The Commission proposed a long-term budget equal to 1.114% of EU 27 gross national income (GNI). Today the Union of 27 invests 1.16% of EU 27 GNI, including the European Development Fund. The proposed budget is therefore already smaller compared to the current one. If the EU budget is reduced further, this would make it difficult for the Union to deliver on its priorities and to provide the much needed support to its farmers, students, researchers, and hundreds of thousands of other beneficiaries of the EU budget. Leaders should therefore aim for a realistic budget that is up to the task.
– Finding a fairer approach to financing the EU budget
Today, some of the EU’s richest Member States get reductions from their contributions to the EU budget – also known as rebates – and as a result pay least compared to their gross national income per capita (see Annex). The departure of the United Kingdom – because of which the system of rebates was introduced back in 1984 – gives an opportunity to reform the revenue side of the EU budget and address a system that has become opaque and distorted. Leaders should make use of this opportunity and endorse a fairer way to finance the EU budget.
– Modernising the EU budget – the revenue side
This is also a moment to look at new sources of revenue to the EU budget, that are more closely linked to the EU policy priorities. Possible sources include revenue from the Emissions Trading System or contributions based on non-recycled plastic. Leaders should make use of the increasing momentum in favour of these new own resources and agree to diversify the sources of revenue to the EU budget.
– Modernising the EU budget – the expenditure side
In its proposal for the EU’s long-term budget, the Commission has proposed a new balance between the policy areas funded by the EU budget. While cohesion policy and the Common Agricultural Policy continue to play a vital role in shaping Europe’s future, they are being modernised in line with the new priorities. At the same time, more money goes to key policy areas such as research and innovation, student mobility, climate action, migration, border management and security, digitalisation, as well as defence and the Union’s external action. Leaders should support these efforts to modernise the EU budget and make sure it delivers in areas people care about.
On 2 May 2018, the Commission put forward a proposal for a fair, balanced and modern budget to deliver on Europe’s priorities as set out by Leaders in Bratislava in 2016 and in Rome in 2017. That proposal was immediately followed by legislative proposals for the 37 sectoral programmes forming part of the future long-term budget.

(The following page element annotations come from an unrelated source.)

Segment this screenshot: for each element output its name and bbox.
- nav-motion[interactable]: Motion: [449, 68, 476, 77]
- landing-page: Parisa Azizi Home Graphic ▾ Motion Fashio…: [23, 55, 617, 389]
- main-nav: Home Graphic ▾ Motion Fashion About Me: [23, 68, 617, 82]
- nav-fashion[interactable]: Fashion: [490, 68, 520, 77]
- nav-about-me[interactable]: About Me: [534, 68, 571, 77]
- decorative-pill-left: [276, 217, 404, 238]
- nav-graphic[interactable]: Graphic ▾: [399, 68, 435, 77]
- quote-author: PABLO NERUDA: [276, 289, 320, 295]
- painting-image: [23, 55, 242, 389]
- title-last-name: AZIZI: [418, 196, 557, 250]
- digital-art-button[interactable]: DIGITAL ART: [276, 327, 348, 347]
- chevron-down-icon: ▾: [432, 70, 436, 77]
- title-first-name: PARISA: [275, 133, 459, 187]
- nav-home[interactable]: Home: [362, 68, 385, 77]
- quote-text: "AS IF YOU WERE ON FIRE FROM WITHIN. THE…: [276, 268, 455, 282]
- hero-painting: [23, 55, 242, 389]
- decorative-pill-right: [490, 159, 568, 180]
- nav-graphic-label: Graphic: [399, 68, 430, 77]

Since then, the Commission has worked hand in hand with the rotating Presidencies of the Council, and in close collaboration with the European Parliament, to take the negotiations forward. In line with the conclusions from the European Council meeting of 20 and 21 June 2019, an agreement should be reached before the end of the year. The Commission shares the firm believe that sticking to this timeline is essential, for the hundreds of thousands of students, farmers and researchers across Europe, as well as everybody else who benefits from the EU budget.